Abdullah Mübarek hazretleri, şöyle devan ediyor:
-Kan ter içinde uyandım. "Lâ havle ve lâ kuvvete illâ billâhil-aliyyil-azîm (Kuvvet ve kudret ancak yüce ve ulu Allah'ındır)” diye düşünerek; “Bu rüya şeytanın vesvesesi olsa gerek..." dedim. Abdest aldım, rüyamda Sevgili Peygamberimizi görme şerefine iki rekât şükür namazı kıldım, sonra da Kâbe'yi tavaf ettim. İnsanlık hâli, olacak ya tekrar uyku bastırdı. Elimde olmadan bir köşede uyuyakalmışım. Yine rüyamda aynı emri duydum! Bu hadise üç defa tekrarlandı. Hepsinde de Sevgili Peygamberimiz, sallallahü aleyhi ve sellem teşrif buyurdular. Bu defa şeksiz, şüphesiz, rüyanın rahmani olduğuna kanaat getirmiştim.
Hac vazifemi yapıp Bağdat'a dönünce ilk işim Peygamberimiz, sallallahü aleyhi ve sellem, Efendimizin emanetini yerine getirmek üzere ateşperest rahibi bulmak oldu. Yaşlı biriydi. Önce şunu sordum: "Siz ateşperest rahibisiniz değil mi?” Yüzüme baktı; “Evet” dedi. İstediğim cevabı alınca devam ettim: “Kusura bakmayın ama biz seni günahkâr bir putperest bilir ve Cehennemlik olacağını düşünür, üzülürdük. Allahü teâlânın razı olacağı ne amel işledin de Efendimiz, sallallahü aleyhi ve sellem beni sana gönderdi? Onun hoşnutluğunu kazanacak bir amelin olmalı!”

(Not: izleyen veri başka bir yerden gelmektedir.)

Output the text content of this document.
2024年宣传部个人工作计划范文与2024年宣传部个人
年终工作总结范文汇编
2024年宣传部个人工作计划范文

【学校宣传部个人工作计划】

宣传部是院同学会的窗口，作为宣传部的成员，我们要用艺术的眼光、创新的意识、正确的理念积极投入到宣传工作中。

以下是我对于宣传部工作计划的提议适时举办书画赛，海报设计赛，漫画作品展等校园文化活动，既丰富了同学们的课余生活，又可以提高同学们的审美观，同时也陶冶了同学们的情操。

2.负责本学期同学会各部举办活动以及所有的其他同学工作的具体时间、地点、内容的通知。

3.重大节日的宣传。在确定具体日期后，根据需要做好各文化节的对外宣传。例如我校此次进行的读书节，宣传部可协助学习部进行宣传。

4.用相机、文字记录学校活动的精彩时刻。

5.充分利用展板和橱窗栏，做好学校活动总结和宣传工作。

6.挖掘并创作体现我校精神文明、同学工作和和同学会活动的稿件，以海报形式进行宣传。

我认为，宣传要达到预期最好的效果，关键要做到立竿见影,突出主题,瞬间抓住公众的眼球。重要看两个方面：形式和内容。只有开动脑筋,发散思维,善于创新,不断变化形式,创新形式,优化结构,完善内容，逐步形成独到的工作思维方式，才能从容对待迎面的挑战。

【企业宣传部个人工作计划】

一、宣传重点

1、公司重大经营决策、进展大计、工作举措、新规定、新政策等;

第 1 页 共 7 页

Ateşperest, biraz düşündükten sonra: “Evet var!” deyince büsbütün şaşırmıştım. Hayretimi yüzümden okuyan tecrübeli adam, başladı yaptıklarını sıralamaya: Ömrünü putperestliği, Mecûsilik sapık inancını, süsleyerek anlatmakla geçirdiğini, insanların başka dinlere, bilhassa İslâmiyet’e kaymaması için ikna edici yollar geliştirdiğini tek tek anlattı.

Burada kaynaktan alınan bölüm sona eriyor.